Macro-meso properties and damage constitutive model of sandstone under chemical and freeze-thaw environments

Abstract

The coupled effect of chemical corrosion and freeze-thaw cycle degrades the physical and mechanical properties of rock, affecting the safety and durability of underground rock mass engineering. This study investigated the deterioration laws of sandstone under pH = 1 and 3 chemical and freeze-thaw cycle action for different time considering macro and meso scales. The stress-strain curve of sandstone under uniaxial compression can be divided into compaction, elastic deformation, yield, and post-peak stages. The compaction of sandstone after chemical and freeze-thaw cycle action became apparent, elastic stage was relatively shortened, elastic modulus and peak strength decreased, and peak strain increased. The density and homogeneity of sandstone declined as per the CT scan and image processing technologies. The deterioration was prominent with longer action time and smaller pH value of the solution.

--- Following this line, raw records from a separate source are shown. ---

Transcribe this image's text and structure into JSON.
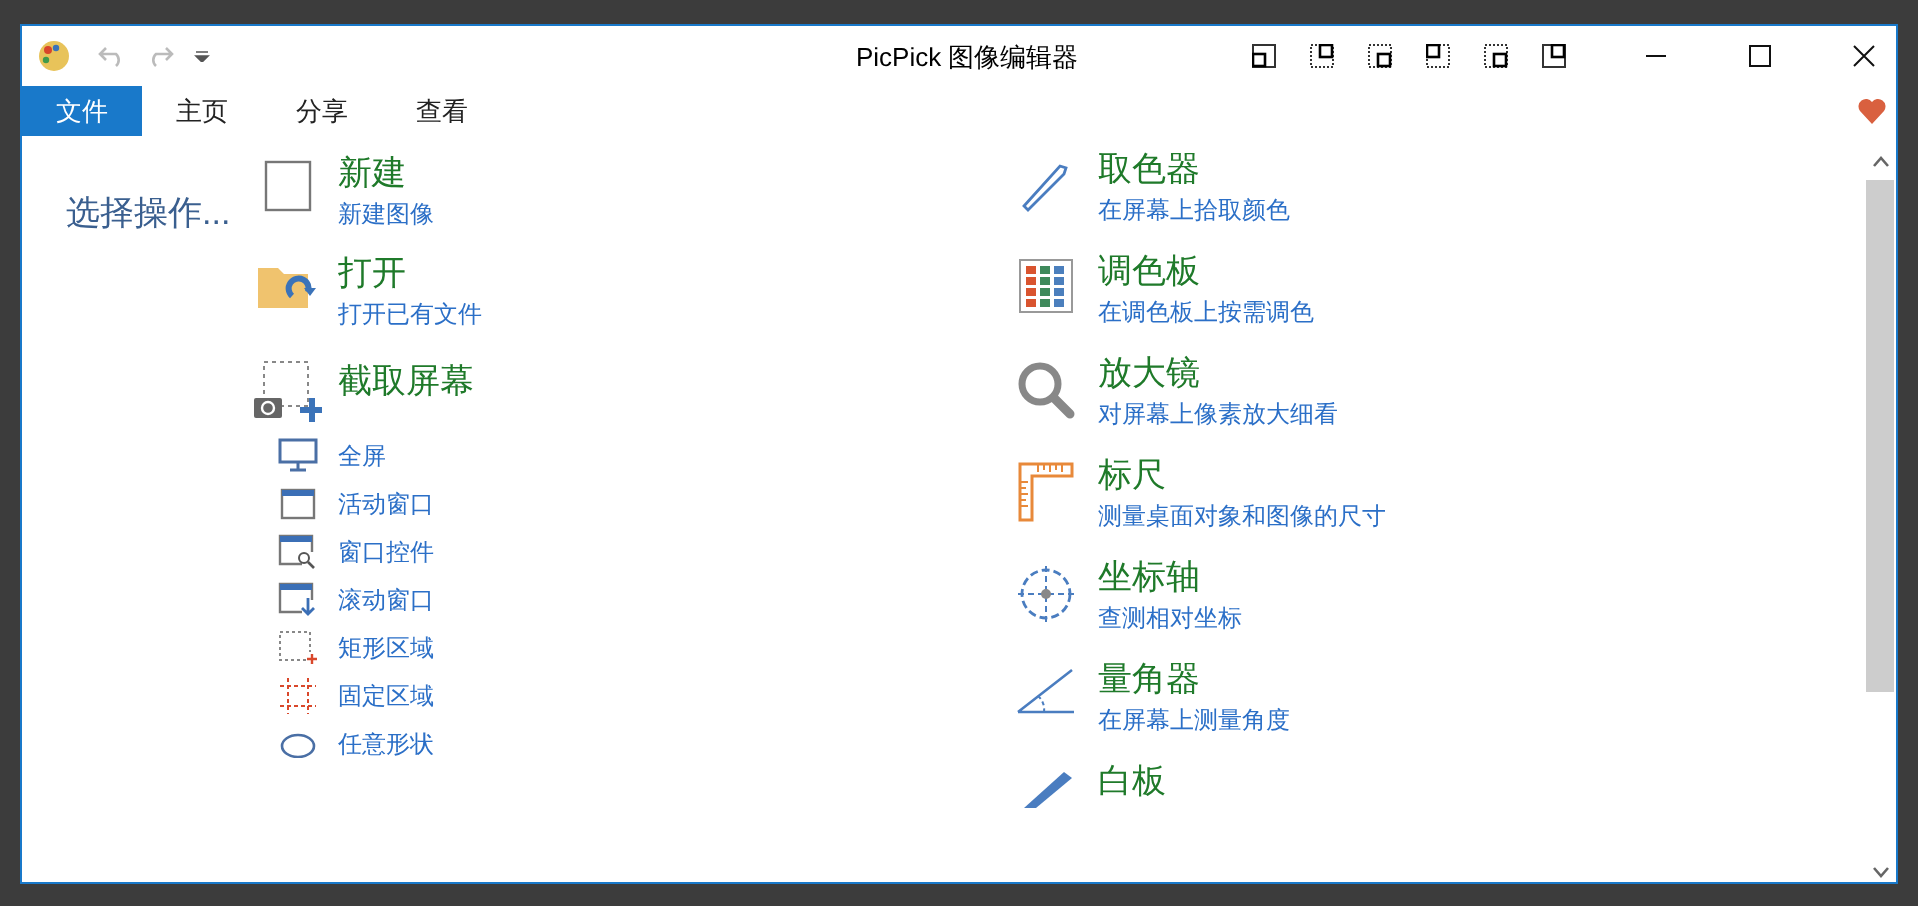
{
  "window": {
    "title": "PicPick 图像编辑器"
  },
  "tabs": [
    {
      "label": "文件",
      "selected": true
    },
    {
      "label": "主页",
      "selected": false
    },
    {
      "label": "分享",
      "selected": false
    },
    {
      "label": "查看",
      "selected": false
    }
  ],
  "sidebar": {
    "heading": "选择操作..."
  },
  "file_actions": [
    {
      "title": "新建",
      "subtitle": "新建图像"
    },
    {
      "title": "打开",
      "subtitle": "打开已有文件"
    }
  ],
  "capture": {
    "title": "截取屏幕",
    "modes": [
      {
        "label": "全屏"
      },
      {
        "label": "活动窗口"
      },
      {
        "label": "窗口控件"
      },
      {
        "label": "滚动窗口"
      },
      {
        "label": "矩形区域"
      },
      {
        "label": "固定区域"
      },
      {
        "label": "任意形状"
      }
    ]
  },
  "tools": [
    {
      "title": "取色器",
      "subtitle": "在屏幕上拾取颜色"
    },
    {
      "title": "调色板",
      "subtitle": "在调色板上按需调色"
    },
    {
      "title": "放大镜",
      "subtitle": "对屏幕上像素放大细看"
    },
    {
      "title": "标尺",
      "subtitle": "测量桌面对象和图像的尺寸"
    },
    {
      "title": "坐标轴",
      "subtitle": "查测相对坐标"
    },
    {
      "title": "量角器",
      "subtitle": "在屏幕上测量角度"
    },
    {
      "title": "白板"
    }
  ]
}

After 120 days of pH = 1 and 3 chemical and freeze-thaw cycle action, the peak stress of samples decreased by 22.10% and 15.16%, the elastic modulus declined by 89.57% and 85.09%, the peak strain increased by 96% and 62%, and the damage variables reached 3.27% and 1.83%. The damage constitutive model of sandstone was established using statistical damage theories. The theoretical stress-strain curves were consistent with experimental ones. The insights of this research have implications for the theoretical foundation of safety assessments and disaster prevention in practical engineering scenarios under chemical and freeze-thaw environments.